ERROR(S) IN FORM Missing e-mail Address. Please register to UABgrid first - So, clicking on the given link, I registerd to the UABGrid, which goes to the myVocs. In there, I clicked on the preferences tab and added my e-mail address
- After adding my e-mail address, I clicked on the https://ca.uabgrid.uab.edu/user/custom_request_cert.php again again.
- On the second time too, my e-mail address was blank.
- So, closed the certification page and cleared all the session cookies (with the help of Firefox add-on "Web Developer", you can click on cookies tab and clear all your session cookies)
- Clicked on the link https://ca.uabgrid.uab.edu/user/custom_request_cert.php a third time, and now my e-mail address appears
- Now I hit on Submit Request and I get the following information
You are about to create a certificate using the following information: User's Name ppreddy@uab.edu E-mail Address ppreddy@uab.edu Organization University of Alabama at Birmingham Department/Unit UABgrid Locality Birmingham State/Province Alabama Country US Certificate Life 1 Year
- Created the certificate
- Then downloaded the userkey.pem and usercert.pem onto my desktop on the local machine
- cheaha.ac.uab.edu does not have a .globus directory in my /home/ppreddy account. So created a .globus directory and did a scp of userkey.pem and usercert.pem to the .globus directory. When I tried to run gridway commands, like gwhost and gwps , I get the following message on cheaha.ac.uab.edu
[ppreddy@cheaha ~]$ gwhost -bash: gwhost: command not found
- So, logged onto stage.uabgrid.uab.edu and it does have a .globus directory already in my /home/ppreddy folder. So, did a scp of userkey.pem and usercert.pem to the .globus directory. Gridway commands do run on stage.uabgrid.uab.edu
- Created the example script testjob with the following contents
EXECUTABLE=/bin/uname ARGUMENTS=-a RESCHEDULE_ON_FAILURE=no - When I do a gwsubmit -t testjob, I get the message
[ppreddy@stage ~]$ gwsubmit -t testjob FAILED: failed could not register user (check proxy)The above finding has been reported as a ticket http://dev.uabgrid.uab.edu/ticket/48
Also, when the job I submit, is hung, the job submitted by any other user after me also gets hung.

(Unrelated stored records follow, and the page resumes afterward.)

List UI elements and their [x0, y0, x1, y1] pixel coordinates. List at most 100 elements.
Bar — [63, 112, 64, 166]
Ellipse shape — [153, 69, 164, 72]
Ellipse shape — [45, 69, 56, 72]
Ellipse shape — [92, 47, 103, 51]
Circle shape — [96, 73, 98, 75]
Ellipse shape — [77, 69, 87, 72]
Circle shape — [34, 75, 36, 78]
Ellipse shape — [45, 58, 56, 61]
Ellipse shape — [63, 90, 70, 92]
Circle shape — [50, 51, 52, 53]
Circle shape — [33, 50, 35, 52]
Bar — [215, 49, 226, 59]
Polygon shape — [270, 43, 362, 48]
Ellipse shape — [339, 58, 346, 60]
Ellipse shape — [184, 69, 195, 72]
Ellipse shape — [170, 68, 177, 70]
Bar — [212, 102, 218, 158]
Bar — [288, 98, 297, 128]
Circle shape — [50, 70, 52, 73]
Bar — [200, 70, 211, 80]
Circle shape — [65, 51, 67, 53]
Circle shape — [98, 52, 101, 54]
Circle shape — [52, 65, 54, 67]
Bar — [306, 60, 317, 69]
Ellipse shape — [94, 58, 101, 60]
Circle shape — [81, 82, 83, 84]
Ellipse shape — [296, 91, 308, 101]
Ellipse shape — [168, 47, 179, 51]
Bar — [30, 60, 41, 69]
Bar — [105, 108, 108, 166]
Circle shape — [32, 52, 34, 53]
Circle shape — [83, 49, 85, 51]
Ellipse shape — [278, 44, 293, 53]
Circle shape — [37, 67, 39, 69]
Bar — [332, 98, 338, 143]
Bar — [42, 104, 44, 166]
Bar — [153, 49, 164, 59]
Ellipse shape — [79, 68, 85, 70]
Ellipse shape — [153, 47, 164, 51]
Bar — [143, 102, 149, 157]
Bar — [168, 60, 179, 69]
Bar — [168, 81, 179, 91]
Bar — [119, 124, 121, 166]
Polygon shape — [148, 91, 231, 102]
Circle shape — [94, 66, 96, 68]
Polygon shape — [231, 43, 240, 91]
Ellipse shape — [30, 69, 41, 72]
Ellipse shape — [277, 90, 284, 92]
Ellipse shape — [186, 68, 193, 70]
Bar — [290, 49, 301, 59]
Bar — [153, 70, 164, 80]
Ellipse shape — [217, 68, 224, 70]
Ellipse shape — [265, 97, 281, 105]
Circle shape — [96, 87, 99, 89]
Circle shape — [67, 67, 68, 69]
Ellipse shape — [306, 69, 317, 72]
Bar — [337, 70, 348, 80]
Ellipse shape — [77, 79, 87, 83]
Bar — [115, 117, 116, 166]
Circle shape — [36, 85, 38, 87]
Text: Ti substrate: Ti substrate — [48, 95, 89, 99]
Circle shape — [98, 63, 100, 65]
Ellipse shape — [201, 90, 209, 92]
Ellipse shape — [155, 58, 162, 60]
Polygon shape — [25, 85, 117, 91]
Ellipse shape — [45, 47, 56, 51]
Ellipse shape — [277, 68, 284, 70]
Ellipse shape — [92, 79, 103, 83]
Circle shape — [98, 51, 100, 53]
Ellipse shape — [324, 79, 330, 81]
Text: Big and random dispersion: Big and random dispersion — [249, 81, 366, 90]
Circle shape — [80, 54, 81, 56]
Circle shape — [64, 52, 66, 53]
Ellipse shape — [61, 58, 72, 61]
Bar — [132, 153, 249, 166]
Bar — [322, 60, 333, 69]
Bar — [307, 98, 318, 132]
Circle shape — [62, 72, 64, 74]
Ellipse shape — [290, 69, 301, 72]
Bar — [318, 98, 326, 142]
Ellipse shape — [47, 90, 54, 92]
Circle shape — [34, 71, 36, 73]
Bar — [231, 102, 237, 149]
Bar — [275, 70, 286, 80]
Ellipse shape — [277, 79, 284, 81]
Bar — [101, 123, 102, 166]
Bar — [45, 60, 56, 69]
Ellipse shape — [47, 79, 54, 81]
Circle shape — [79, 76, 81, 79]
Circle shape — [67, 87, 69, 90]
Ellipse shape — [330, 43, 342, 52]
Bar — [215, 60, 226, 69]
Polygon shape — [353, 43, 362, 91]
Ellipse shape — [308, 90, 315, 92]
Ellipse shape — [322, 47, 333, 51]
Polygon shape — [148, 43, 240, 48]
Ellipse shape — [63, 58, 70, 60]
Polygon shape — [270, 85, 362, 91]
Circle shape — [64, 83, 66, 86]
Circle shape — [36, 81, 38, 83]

The problem of failed to register user proxy cascaded because of my failed job.
So, the gwd had to be killed in order to clear off the hung job. This had to be done with a hard kill kill -9 <pid> and subsequently the lock file removed rm $GW_LOCATION/var/lock
gwd was started again after clearing off the hung job
- Without executing the script, I copied the testjob lines onto the command line itself and I get the following message
[ppreddy@stage ~]$ /bin/uname -a RESCHEDULE_ON_FAILURE=no Linux stage.uabgrid.uab.edu 2.6.9-55.0.2.ELsmp #1 SMP Tue Jun 26 14:30:58 EDT 2007 i686 i686 i386 GNU/Linux
- Upon encountering the problem of failed to register user proxy , searched the gw-users mailing lists and a discussion thread on the same problem was found. The discussion thread can be found here http://www.globus.org/mail_archive/gridway-user/2007/03/msg00007.html Two suggestions have been posted:
- Check whether your Java version is 1.4. If it is, upgrade it to Java 1.5 > Java version in our environment is 1.5
- Check whether gw was installed in multi-user mode and run the gw_em_mad_ws
> I did execute the gw_em_mad_ws command as given in http://dev.uabgrid.uab.edu/uabgrid-stage/wiki/BuildTheStage
sudo -u ppreddy /opt/gw/bin/gw_em_mad_ws
for which I got a message, "Not authorized to do so"
John Paul found out that I was not added to the "gwusers" group and so, I was not able to submit jobs to gridway.
I was added onto the gwusers group with the commandusermod -a -G gwusers ppreddy
and now Iam able to submit jobs to the gridway.